The mantra is, " when power exceeds FTP, fatigue will occur much sooner, whereas power just below FTP can be maintained considerably longer".
However, if you look at power duration curves using maximal data, people can maintain a power above FTP for up to approximately 60 minutes, some for over 60 minutes, almost 70 minutes and others only approximately 30 to 40 minutes, but on average just under 60 minutes. But after approximately 60 minutes, when power has dropped below FTP, wattage continues to fall at approximately the same rate as it did from approximately 20 minutes to approximately 60 minutes. It does not plateau or become steady state but continues to fall.
According to the dogma, we are unable to maintain power above FTP for very long - if this is the case why are we able to maintain a power above FTP for so long?

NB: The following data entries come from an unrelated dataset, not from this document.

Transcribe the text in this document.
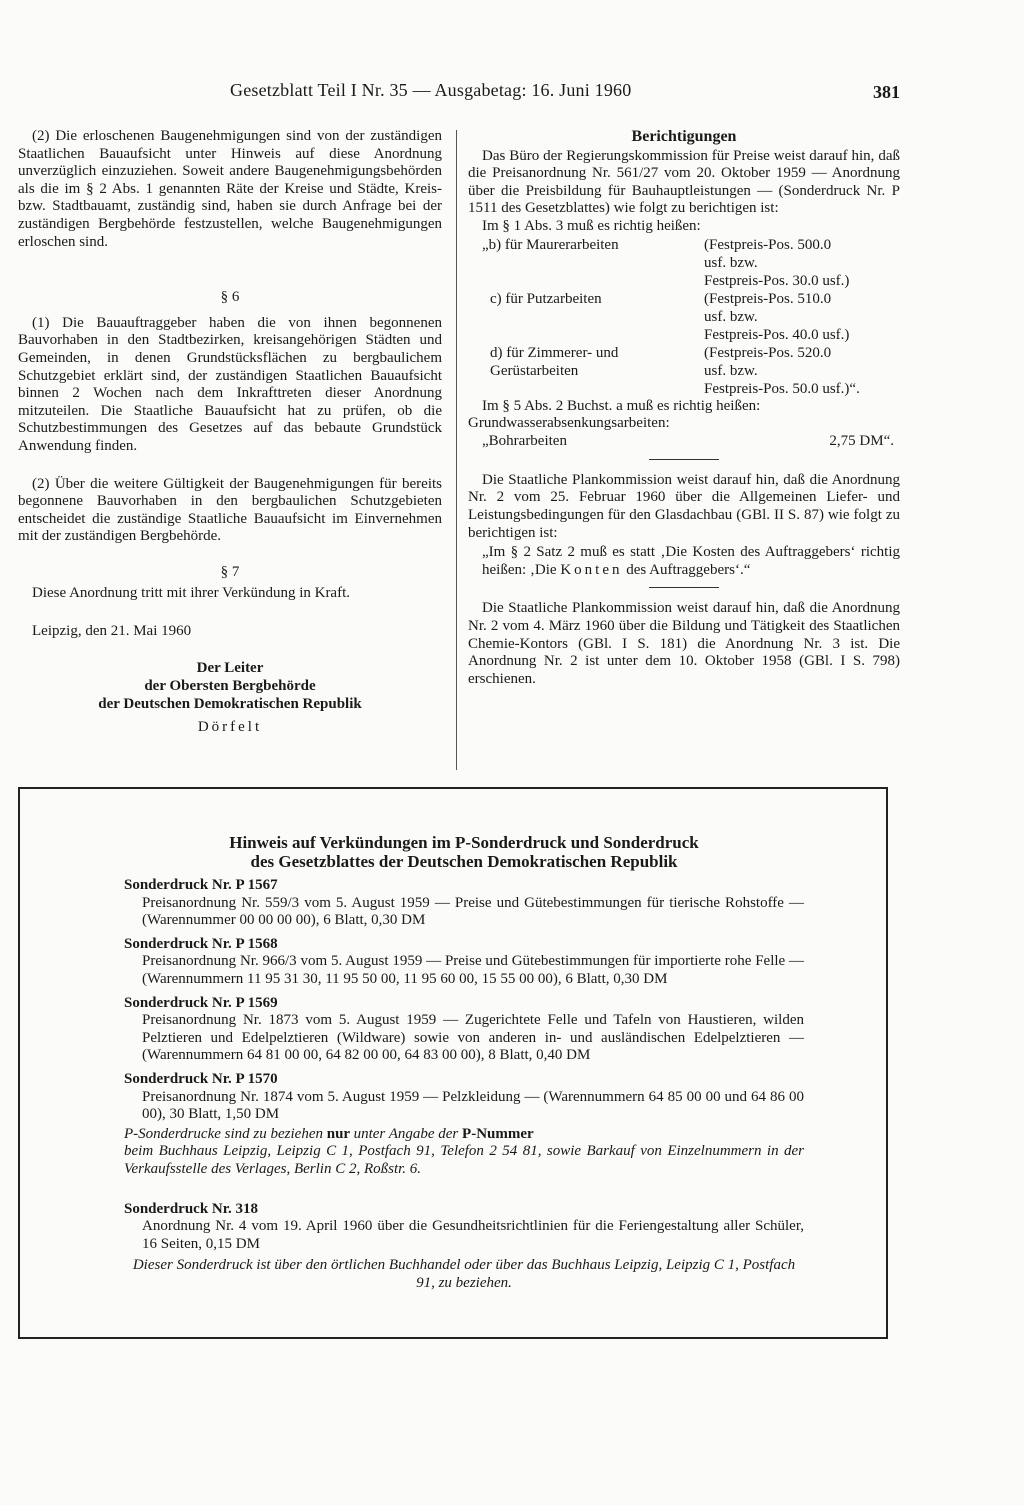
Gesetzblatt Teil I Nr. 35 — Ausgabetag: 16. Juni 1960	381

(2) Die erloschenen Baugenehmigungen sind von der zuständigen Staatlichen Bauaufsicht unter Hinweis auf diese Anordnung unverzüglich einzuziehen. Soweit andere Baugenehmigungsbehörden als die im § 2 Abs. 1 genannten Räte der Kreise und Städte, Kreis- bzw. Stadtbauamt, zuständig sind, haben sie durch Anfrage bei der zuständigen Bergbehörde festzustellen, welche Baugenehmigungen erloschen sind.

§ 6

(1) Die Bauauftraggeber haben die von ihnen begonnenen Bauvorhaben in den Stadtbezirken, kreisangehörigen Städten und Gemeinden, in denen Grundstücksflächen zu bergbaulichem Schutzgebiet erklärt sind, der zuständigen Staatlichen Bauaufsicht binnen 2 Wochen nach dem Inkrafttreten dieser Anordnung mitzuteilen. Die Staatliche Bauaufsicht hat zu prüfen, ob die Schutzbestimmungen des Gesetzes auf das bebaute Grundstück Anwendung finden.

(2) Über die weitere Gültigkeit der Baugenehmigungen für bereits begonnene Bauvorhaben in den bergbaulichen Schutzgebieten entscheidet die zuständige Staatliche Bauaufsicht im Einvernehmen mit der zuständigen Bergbehörde.

§ 7

Diese Anordnung tritt mit ihrer Verkündung in Kraft.

Leipzig, den 21. Mai 1960

Der Leiter
der Obersten Bergbehörde
der Deutschen Demokratischen Republik
Dörfelt
Berichtigungen

Das Büro der Regierungskommission für Preise weist darauf hin, daß die Preisanordnung Nr. 561/27 vom 20. Oktober 1959 — Anordnung über die Preisbildung für Bauhauptleistungen — (Sonderdruck Nr. P 1511 des Gesetzblattes) wie folgt zu berichtigen ist:

Im § 1 Abs. 3 muß es richtig heißen:

„b) für Maurerarbeiten	(Festpreis-Pos. 500.0
usf. bzw.
Festpreis-Pos. 30.0 usf.)

c) für Putzarbeiten	(Festpreis-Pos. 510.0
usf. bzw.
Festpreis-Pos. 40.0 usf.)

d) für Zimmerer- und Gerüstarbeiten	(Festpreis-Pos. 520.0
usf. bzw.
Festpreis-Pos. 50.0 usf.)“.

Im § 5 Abs. 2 Buchst. a muß es richtig heißen:

Grundwasserabsenkungsarbeiten:

„Bohrarbeiten	2,75 DM“.

Die Staatliche Plankommission weist darauf hin, daß die Anordnung Nr. 2 vom 25. Februar 1960 über die Allgemeinen Liefer- und Leistungsbedingungen für den Glasdachbau (GBl. II S. 87) wie folgt zu berichtigen ist:

„Im § 2 Satz 2 muß es statt ‚Die Kosten des Auftraggebers‘ richtig heißen: ‚Die Konten des Auftraggebers‘.“

Die Staatliche Plankommission weist darauf hin, daß die Anordnung Nr. 2 vom 4. März 1960 über die Bildung und Tätigkeit des Staatlichen Chemie-Kontors (GBl. I S. 181) die Anordnung Nr. 3 ist. Die Anordnung Nr. 2 ist unter dem 10. Oktober 1958 (GBl. I S. 798) erschienen.

Hinweis auf Verkündungen im P-Sonderdruck und Sonderdruck
des Gesetzblattes der Deutschen Demokratischen Republik
Sonderdruck Nr. P 1567
Preisanordnung Nr. 559/3 vom 5. August 1959 — Preise und Gütebestimmungen für tierische Rohstoffe — (Warennummer 00 00 00 00), 6 Blatt, 0,30 DM
Sonderdruck Nr. P 1568
Preisanordnung Nr. 966/3 vom 5. August 1959 — Preise und Gütebestimmungen für importierte rohe Felle — (Warennummern 11 95 31 30, 11 95 50 00, 11 95 60 00, 15 55 00 00), 6 Blatt, 0,30 DM
Sonderdruck Nr. P 1569
Preisanordnung Nr. 1873 vom 5. August 1959 — Zugerichtete Felle und Tafeln von Haustieren, wilden Pelztieren und Edelpelztieren (Wildware) sowie von anderen in- und ausländischen Edelpelztieren — (Warennummern 64 81 00 00, 64 82 00 00, 64 83 00 00), 8 Blatt, 0,40 DM
Sonderdruck Nr. P 1570
Preisanordnung Nr. 1874 vom 5. August 1959 — Pelzkleidung — (Warennummern 64 85 00 00 und 64 86 00 00), 30 Blatt, 1,50 DM
P-Sonderdrucke sind zu beziehen nur unter Angabe der P-Nummer
beim Buchhaus Leipzig, Leipzig C 1, Postfach 91, Telefon 2 54 81, sowie Barkauf von Einzelnummern in der Verkaufsstelle des Verlages, Berlin C 2, Roßstr. 6.
Sonderdruck Nr. 318
Anordnung Nr. 4 vom 19. April 1960 über die Gesundheitsrichtlinien für die Feriengestaltung aller Schüler, 16 Seiten, 0,15 DM
Dieser Sonderdruck ist über den örtlichen Buchhandel oder über das Buchhaus Leipzig, Leipzig C 1, Postfach 91, zu beziehen.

If FTP is what it is claimed to be, we should be able to maintain power just below FTP for longer. But this is not seen on the power duration curve. Power continues to fall beyond approximately 60 minutes at approximately the same rate as it did before between approximately 20 and 60 minutes.
There isn't a threshold on the power duration curve, there isn't an area on the curve at around the 60 minute mark where power falls off at a substantially slower rate, there isn't a threshold like part of the curve and it is not true that we can't maintain power above FTP for very long, because we can produce power slightly above FTP for almost as long as we can maintain FTP.
I don't dispute that power at FTP correlates closely with MLSS, or other markers just that the threshold does not seem to be visible on the power duration curve.